Shall I be more specific? A credible example of orientation change would be a man, who once could only get physically aroused by looking at naked men, who has changed so that he can now only get physically aroused by looking at naked women. Not only is the girlie porn giving him a physical response, but it has become a temptation. He may even be sneaking onto the Internet at night to look at it. Now if this accurately describes our transformed guy's behavior, then I would be willing to knight him a bonafide heterosexual male. Anything short of that is just a big pile of so-what.
When you hang out with a lot of gay Christians and hear them talking amongst themselves, you discover that going through an ex-gay phase in life is like a running joke with them. Been There, meet Done That. It's like being at a reunion of war veterans. How many years were you in it? How badly were you traumatized? How are you doing now? There are some who try to defend ex-gay therapy a little, saying they weren't too traumatized and they did grow spiritually from it. Then there are others who were so hurt they won't even discuss it. The one conversation you never hear is people reminiscing about their amazing experience of finding out what real heterosexual feelings are like.
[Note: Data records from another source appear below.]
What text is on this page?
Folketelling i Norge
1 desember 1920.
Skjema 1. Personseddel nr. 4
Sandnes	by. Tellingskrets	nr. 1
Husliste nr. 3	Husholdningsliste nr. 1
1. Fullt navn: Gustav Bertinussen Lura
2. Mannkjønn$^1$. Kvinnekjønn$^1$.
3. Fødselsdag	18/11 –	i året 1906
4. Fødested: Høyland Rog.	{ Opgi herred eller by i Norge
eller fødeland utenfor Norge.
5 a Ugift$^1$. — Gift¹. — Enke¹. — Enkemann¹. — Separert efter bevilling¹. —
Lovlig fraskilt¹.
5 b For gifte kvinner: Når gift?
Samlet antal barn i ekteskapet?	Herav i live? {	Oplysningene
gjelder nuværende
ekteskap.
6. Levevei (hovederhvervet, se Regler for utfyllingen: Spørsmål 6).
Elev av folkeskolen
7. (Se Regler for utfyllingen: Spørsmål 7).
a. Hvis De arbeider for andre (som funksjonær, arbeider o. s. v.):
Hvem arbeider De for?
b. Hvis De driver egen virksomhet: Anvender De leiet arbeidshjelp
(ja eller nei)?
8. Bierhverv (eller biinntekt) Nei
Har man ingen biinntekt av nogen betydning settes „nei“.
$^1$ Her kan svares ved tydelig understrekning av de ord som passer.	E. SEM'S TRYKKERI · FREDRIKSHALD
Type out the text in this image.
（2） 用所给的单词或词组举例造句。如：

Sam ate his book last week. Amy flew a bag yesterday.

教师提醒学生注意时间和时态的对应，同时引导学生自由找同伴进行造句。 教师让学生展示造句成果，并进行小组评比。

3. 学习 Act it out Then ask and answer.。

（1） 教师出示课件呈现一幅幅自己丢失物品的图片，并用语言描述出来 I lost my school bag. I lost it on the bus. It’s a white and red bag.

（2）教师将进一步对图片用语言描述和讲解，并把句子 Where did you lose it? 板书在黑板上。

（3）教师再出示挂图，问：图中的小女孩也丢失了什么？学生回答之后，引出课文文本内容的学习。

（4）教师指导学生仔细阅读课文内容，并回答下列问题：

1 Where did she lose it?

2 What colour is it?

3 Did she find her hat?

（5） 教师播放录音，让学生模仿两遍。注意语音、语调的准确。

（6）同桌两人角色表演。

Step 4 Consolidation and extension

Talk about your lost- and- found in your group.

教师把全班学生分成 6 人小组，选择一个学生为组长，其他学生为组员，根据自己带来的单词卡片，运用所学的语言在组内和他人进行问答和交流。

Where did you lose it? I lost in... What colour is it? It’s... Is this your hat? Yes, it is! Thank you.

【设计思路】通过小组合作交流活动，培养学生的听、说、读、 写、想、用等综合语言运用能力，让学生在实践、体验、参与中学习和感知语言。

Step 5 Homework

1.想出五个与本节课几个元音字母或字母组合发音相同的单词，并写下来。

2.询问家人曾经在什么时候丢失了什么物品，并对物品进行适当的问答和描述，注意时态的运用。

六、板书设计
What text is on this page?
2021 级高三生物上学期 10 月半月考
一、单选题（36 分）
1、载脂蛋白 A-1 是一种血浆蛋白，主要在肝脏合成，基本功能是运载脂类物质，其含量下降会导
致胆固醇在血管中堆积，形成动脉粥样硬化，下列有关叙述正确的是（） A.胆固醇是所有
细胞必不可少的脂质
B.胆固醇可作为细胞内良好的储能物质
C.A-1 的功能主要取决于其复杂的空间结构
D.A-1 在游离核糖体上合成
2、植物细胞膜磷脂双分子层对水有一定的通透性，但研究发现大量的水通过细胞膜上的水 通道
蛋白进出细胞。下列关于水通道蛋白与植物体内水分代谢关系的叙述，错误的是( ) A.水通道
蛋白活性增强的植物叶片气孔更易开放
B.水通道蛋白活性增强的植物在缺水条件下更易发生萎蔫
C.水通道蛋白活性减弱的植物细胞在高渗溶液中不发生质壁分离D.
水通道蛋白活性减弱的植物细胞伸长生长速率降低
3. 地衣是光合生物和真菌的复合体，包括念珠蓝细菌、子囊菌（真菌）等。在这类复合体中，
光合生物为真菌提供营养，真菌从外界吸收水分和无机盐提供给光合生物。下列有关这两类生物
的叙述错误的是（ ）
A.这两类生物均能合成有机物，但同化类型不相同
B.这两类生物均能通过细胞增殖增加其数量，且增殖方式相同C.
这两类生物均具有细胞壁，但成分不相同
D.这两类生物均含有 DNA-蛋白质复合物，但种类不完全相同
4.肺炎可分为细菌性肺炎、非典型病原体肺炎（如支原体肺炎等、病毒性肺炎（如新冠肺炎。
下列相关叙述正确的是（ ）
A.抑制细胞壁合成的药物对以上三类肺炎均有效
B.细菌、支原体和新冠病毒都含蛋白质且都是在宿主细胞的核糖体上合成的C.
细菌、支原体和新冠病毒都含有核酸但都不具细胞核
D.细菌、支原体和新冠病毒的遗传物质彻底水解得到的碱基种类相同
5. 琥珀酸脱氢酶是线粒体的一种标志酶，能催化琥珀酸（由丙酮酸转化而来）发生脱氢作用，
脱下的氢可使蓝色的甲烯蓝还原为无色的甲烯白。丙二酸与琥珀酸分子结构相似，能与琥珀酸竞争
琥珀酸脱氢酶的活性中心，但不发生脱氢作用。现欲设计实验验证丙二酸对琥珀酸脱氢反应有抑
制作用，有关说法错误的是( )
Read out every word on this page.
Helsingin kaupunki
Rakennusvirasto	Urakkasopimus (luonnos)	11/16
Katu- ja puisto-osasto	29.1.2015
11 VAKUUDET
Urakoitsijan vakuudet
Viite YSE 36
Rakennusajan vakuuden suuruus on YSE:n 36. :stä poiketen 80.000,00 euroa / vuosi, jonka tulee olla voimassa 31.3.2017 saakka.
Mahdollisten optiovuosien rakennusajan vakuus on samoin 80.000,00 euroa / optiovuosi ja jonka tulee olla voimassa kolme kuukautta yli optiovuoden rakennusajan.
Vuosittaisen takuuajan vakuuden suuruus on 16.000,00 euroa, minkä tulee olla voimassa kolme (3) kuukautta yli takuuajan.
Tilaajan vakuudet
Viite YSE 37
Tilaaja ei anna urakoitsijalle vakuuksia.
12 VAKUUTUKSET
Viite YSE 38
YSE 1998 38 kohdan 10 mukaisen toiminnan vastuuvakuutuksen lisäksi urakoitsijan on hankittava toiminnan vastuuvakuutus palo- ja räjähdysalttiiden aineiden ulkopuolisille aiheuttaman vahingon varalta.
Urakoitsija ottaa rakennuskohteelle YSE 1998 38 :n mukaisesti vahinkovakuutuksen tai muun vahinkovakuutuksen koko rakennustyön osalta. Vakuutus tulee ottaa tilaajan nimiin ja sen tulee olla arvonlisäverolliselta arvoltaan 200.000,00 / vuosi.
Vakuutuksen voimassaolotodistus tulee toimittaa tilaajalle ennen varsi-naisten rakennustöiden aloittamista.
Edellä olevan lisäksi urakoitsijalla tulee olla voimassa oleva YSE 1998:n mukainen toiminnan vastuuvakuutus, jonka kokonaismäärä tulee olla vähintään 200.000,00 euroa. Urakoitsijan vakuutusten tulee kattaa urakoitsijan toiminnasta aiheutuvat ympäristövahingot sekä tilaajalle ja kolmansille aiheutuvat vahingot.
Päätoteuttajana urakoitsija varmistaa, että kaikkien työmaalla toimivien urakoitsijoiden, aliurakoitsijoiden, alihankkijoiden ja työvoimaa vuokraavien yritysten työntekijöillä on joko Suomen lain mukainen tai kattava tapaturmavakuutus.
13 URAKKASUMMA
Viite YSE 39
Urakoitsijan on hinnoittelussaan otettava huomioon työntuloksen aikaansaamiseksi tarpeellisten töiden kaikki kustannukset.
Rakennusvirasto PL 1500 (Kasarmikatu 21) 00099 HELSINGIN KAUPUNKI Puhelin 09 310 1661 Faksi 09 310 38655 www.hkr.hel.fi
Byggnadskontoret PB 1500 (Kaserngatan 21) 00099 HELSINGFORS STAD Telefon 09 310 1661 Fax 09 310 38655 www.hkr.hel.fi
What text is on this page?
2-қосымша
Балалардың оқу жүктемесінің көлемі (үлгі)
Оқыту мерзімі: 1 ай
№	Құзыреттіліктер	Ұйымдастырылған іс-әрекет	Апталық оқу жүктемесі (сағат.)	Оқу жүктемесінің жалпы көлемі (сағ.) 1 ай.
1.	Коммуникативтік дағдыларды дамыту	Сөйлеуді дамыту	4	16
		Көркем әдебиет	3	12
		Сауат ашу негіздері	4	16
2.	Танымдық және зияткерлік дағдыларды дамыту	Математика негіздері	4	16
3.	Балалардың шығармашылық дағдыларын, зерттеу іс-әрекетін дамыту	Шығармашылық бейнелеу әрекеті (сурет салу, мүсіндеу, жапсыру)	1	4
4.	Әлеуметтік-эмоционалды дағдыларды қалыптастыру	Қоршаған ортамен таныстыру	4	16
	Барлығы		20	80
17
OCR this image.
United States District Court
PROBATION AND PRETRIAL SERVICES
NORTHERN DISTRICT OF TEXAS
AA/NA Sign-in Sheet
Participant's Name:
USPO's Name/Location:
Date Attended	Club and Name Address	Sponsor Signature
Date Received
You can say that I'm hanging out with the wrong crowd, and to be fair there are still plenty of ex-gay Christians out there who are true believers in the miracle that awaits them. But for these ex-gay loyalists, I find that the story is always about being on a journey toward a great hope. Maybe orientation change hasn't happened for them yet, but they have faith that they are well on their way, and what right do you have to take that hope away from them?
A conversation between ex-gays and ex-gay survivors reminds me of the sticky interaction between teenagers and their parents. A teenager who is just starting out on the journey of life has hopes and aspirations. He or she feels a bit touchy about having his or her decision to become, say, an art major criticized. He or she doesn't want to hear a lecture about "when I was your age" or "someday when you're older you'll understand." The parents, on the other hand, have been down that road already. They remember what it's like to have rosy ideals and remember also the disappointment of shattered dreams. They don't want to rain on their teen's party, but they don't want to have to say "I told you so" years down the line either. What can you do about a person with such aspirations except to let them continue on the journey and find out for themselves where it leads? The problem with this analogy is that it does break down at one point, which is that it isn't too hard to find successful art majors who have proven their parents wrong.